By Lisa Ernst
As with many spiritual traditions, Buddhism emphasizes cultivating compassion as vital to a spiritual life. Most of us want to be compassionate at heart yet at times we may struggle to manifest it skillfully in daily life. What happens when we see a homeless person on an empty street and we recoil rather than feeling a warm yearning to reach out and help? Maybe a family member needs our support but we’ve had a long history of conflicts and misunderstandings and we struggle to extend a hand. Perhaps a co-worker who always seems aloof or combative has a tragic loss. Instead of feeling a sense of caring and interconnection with their suffering, we initially feel neutral, detached.
At times like these our response to misfortune and suffering may not align with our ideals and intentions. When we see this gap, we may feel even more separate. This can easily turn into self-judgment and criticism: “I’m not a very compassionate person;” “I don’t have the courage to help;” or even, “that person doesn’t deserve my kindness.”
When our response doesn’t conform to our ideals, it helps to remember that a compassionate response is unlikely to arise unless we acknowledge and explore our immediate reaction This is the gap—when our response and our ideals are out of sync. Instead of identifying only with our ideals, or judging ourselves for an unwanted response, we can drop down and learn to stay in the gap, the place beneath our thoughts where we can experience our fear, our hurt or our frustration when our desire to help goes nowhere. In these situations, this is where compassion begins. Returning to this place, our bodies, our hearts, what is truly arising at this moment?
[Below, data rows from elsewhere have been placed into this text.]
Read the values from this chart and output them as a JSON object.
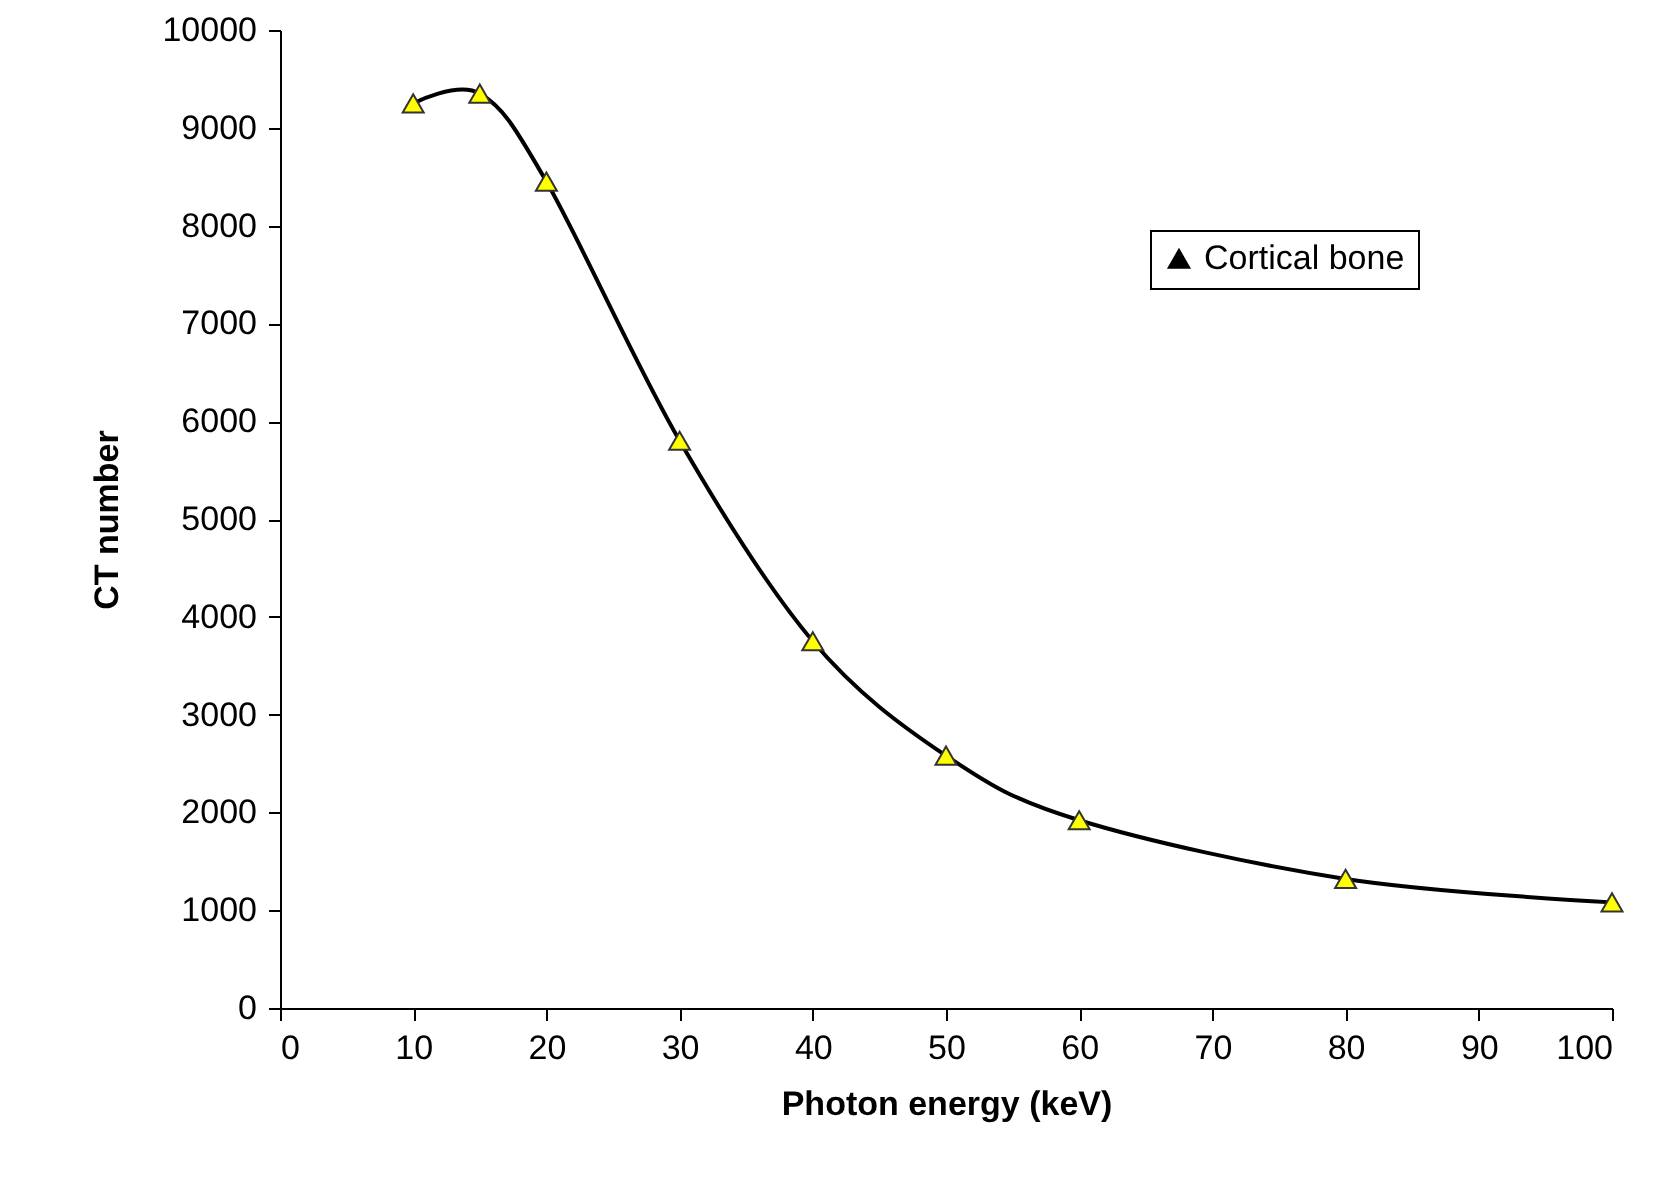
{
  "chart_data": {
    "type": "line",
    "xlabel": "Photon energy (keV)",
    "ylabel": "CT number",
    "x": [
      10,
      15,
      20,
      30,
      40,
      50,
      60,
      80,
      100
    ],
    "series": [
      {
        "name": "Cortical bone",
        "color": "#000000",
        "values": [
          9250,
          9350,
          8450,
          5800,
          3750,
          2580,
          1920,
          1320,
          1080
        ]
      }
    ],
    "xlim": [
      0,
      100
    ],
    "xticks": [
      0,
      10,
      20,
      30,
      40,
      50,
      60,
      70,
      80,
      90,
      100
    ],
    "ylim": [
      0,
      10000
    ],
    "yticks": [
      0,
      1000,
      2000,
      3000,
      4000,
      5000,
      6000,
      7000,
      8000,
      9000,
      10000
    ],
    "grid": false,
    "legend": "top right",
    "marker": "triangle",
    "line_style": "solid"
  }
}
If you’re walking down the street and encounter a homeless person, can you see the moment aversion arises and just experience it? It may not happen immediately, but once you’re aware of it, take a few breaths and stay in the midst of your experience. As you learn to do this, your conditioned response will begin to diminish. The contraction of fear will soften, the sense of separation, born of that fear, will also start to dissolve. As we lose identification with ourselves as a separate entity, we experience the homeless person’s suffering more directly. Maybe there’s nothing we can do in that moment to help beyond offering a few dollars. Sometimes the correct response is to distance ourselves if the situation seems unstable. But if there’s no immediate threat, perhaps simply a smile, an acknowledgement that we actually see this human being, is the kindest response. Longer term, we may feel motivated to seek out concrete ways to take action.
The roots of suffering run deep. As we learn to stay in the gap, not turning away from our fear or aversion, a skillful and compassionate response is closer at hand. As Ajahn Chah puts it, “There are two kinds of suffering. There is the suffering you run away from, which follows you everywhere. And there is the suffering you face directly, and so become free.”